Member of the Pennsylvania House of Representatives from the Chester County district
- In office 1858–1860 Serving with William T. Shafer and Caleb Pierce
- Preceded by: John Hodgson, Eber W. Sharpe, Morton Garrett
- Succeeded by: Persifor Frazer Smith, William Windle, Robert L. McClellan

Personal details
- Born: May 14, 1821
- Died: July 14, 1906 (aged 85) Wilmington, Delaware, U.S.
- Resting place: Great Valley Presbyterian Church Cemetery Malvern, Pennsylvania, U.S.
- Party: Whig Republican
- Relations: John Acker (cousin)
- Occupation: Politician; merchant; farmer;

= Isaac Acker =

American politician (1821–1906)

Isaac Acker (May 14, 1821 – July 14, 1906) was an American politician from Pennsylvania. He served as a member of the Pennsylvania House of Representatives, representing Chester County from 1858 to 1860.

==Early life==
Isaac Acker was born on May 14, 1821, to Peter Acker.

==Career==
A merchant and farmer, Acker was a Whig and Republican.

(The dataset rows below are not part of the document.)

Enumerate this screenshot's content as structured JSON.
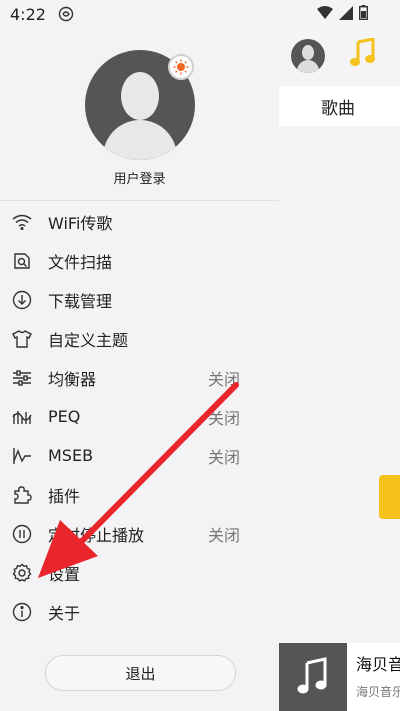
{
  "status": {
    "time": "4:22"
  },
  "drawer": {
    "login_label": "用户登录",
    "items": [
      {
        "label": "WiFi传歌",
        "icon": "wifi-icon"
      },
      {
        "label": "文件扫描",
        "icon": "file-scan-icon"
      },
      {
        "label": "下载管理",
        "icon": "download-icon"
      },
      {
        "label": "自定义主题",
        "icon": "tshirt-icon"
      },
      {
        "label": "均衡器",
        "icon": "equalizer-icon",
        "value": "关闭"
      },
      {
        "label": "PEQ",
        "icon": "peq-icon",
        "value": "关闭"
      },
      {
        "label": "MSEB",
        "icon": "mseb-icon",
        "value": "关闭"
      },
      {
        "label": "插件",
        "icon": "puzzle-icon"
      },
      {
        "label": "定时停止播放",
        "icon": "timer-icon",
        "value": "关闭"
      },
      {
        "label": "设置",
        "icon": "gear-icon"
      },
      {
        "label": "关于",
        "icon": "info-icon"
      }
    ],
    "logout_label": "退出"
  },
  "content": {
    "tab_label": "歌曲",
    "player_title": "海贝音",
    "player_subtitle": "海贝音乐"
  },
  "colors": {
    "accent": "#f5c21b",
    "annotation_arrow": "#e8262b"
  }
}
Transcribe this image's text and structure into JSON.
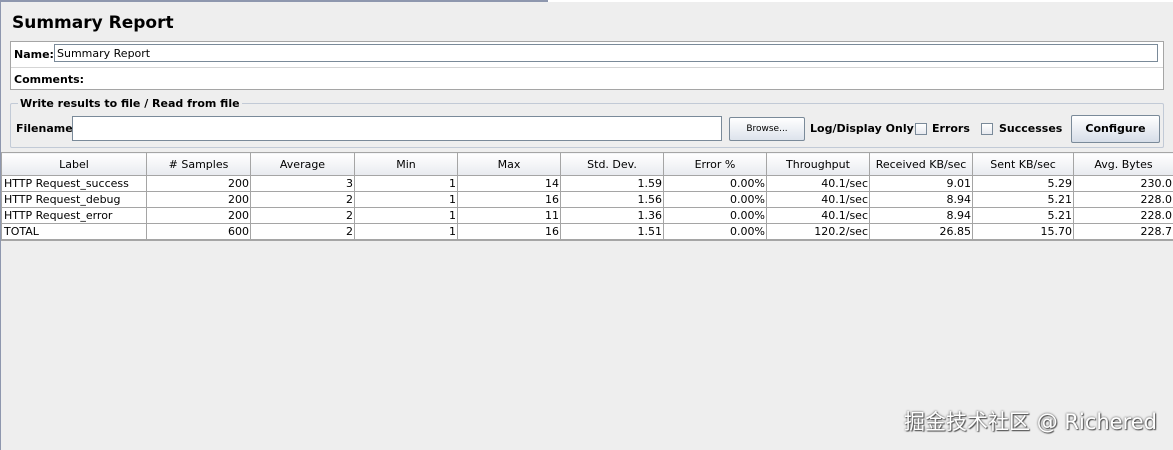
{
  "panel": {
    "title": "Summary Report"
  },
  "name_section": {
    "name_label": "Name:",
    "name_value": "Summary Report",
    "comments_label": "Comments:"
  },
  "file_section": {
    "group_title": "Write results to file / Read from file",
    "filename_label": "Filename",
    "filename_value": "",
    "browse_label": "Browse...",
    "log_display_label": "Log/Display Only:",
    "errors_label": "Errors",
    "successes_label": "Successes",
    "configure_label": "Configure"
  },
  "table": {
    "columns": [
      "Label",
      "# Samples",
      "Average",
      "Min",
      "Max",
      "Std. Dev.",
      "Error %",
      "Throughput",
      "Received KB/sec",
      "Sent KB/sec",
      "Avg. Bytes"
    ],
    "rows": [
      [
        "HTTP Request_success",
        "200",
        "3",
        "1",
        "14",
        "1.59",
        "0.00%",
        "40.1/sec",
        "9.01",
        "5.29",
        "230.0"
      ],
      [
        "HTTP Request_debug",
        "200",
        "2",
        "1",
        "16",
        "1.56",
        "0.00%",
        "40.1/sec",
        "8.94",
        "5.21",
        "228.0"
      ],
      [
        "HTTP Request_error",
        "200",
        "2",
        "1",
        "11",
        "1.36",
        "0.00%",
        "40.1/sec",
        "8.94",
        "5.21",
        "228.0"
      ],
      [
        "TOTAL",
        "600",
        "2",
        "1",
        "16",
        "1.51",
        "0.00%",
        "120.2/sec",
        "26.85",
        "15.70",
        "228.7"
      ]
    ]
  },
  "watermark": "掘金技术社区 @ Richered",
  "colors": {
    "background": "#eeeeee",
    "border": "#a5a5a5",
    "frame_accent": "#8e97ae"
  }
}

He was elected as a Republican and served as a member of the Pennsylvania House of Representatives, representing Chester County from 1858 to 1860. He was postmaster of Warren Tavern (later Malvern). and later served as postmaster of Atglen from 1889 to 1893. Acker was a member of the board of directors of Norristown Insane Asylum.

==Personal life==
Acker's cousin John Acker served in the Pennsylvania House.

Acker died on July 14, 1906, in Wilmington, Delaware. He was interred at Great Valley Presbyterian Church Cemetery in Malvern.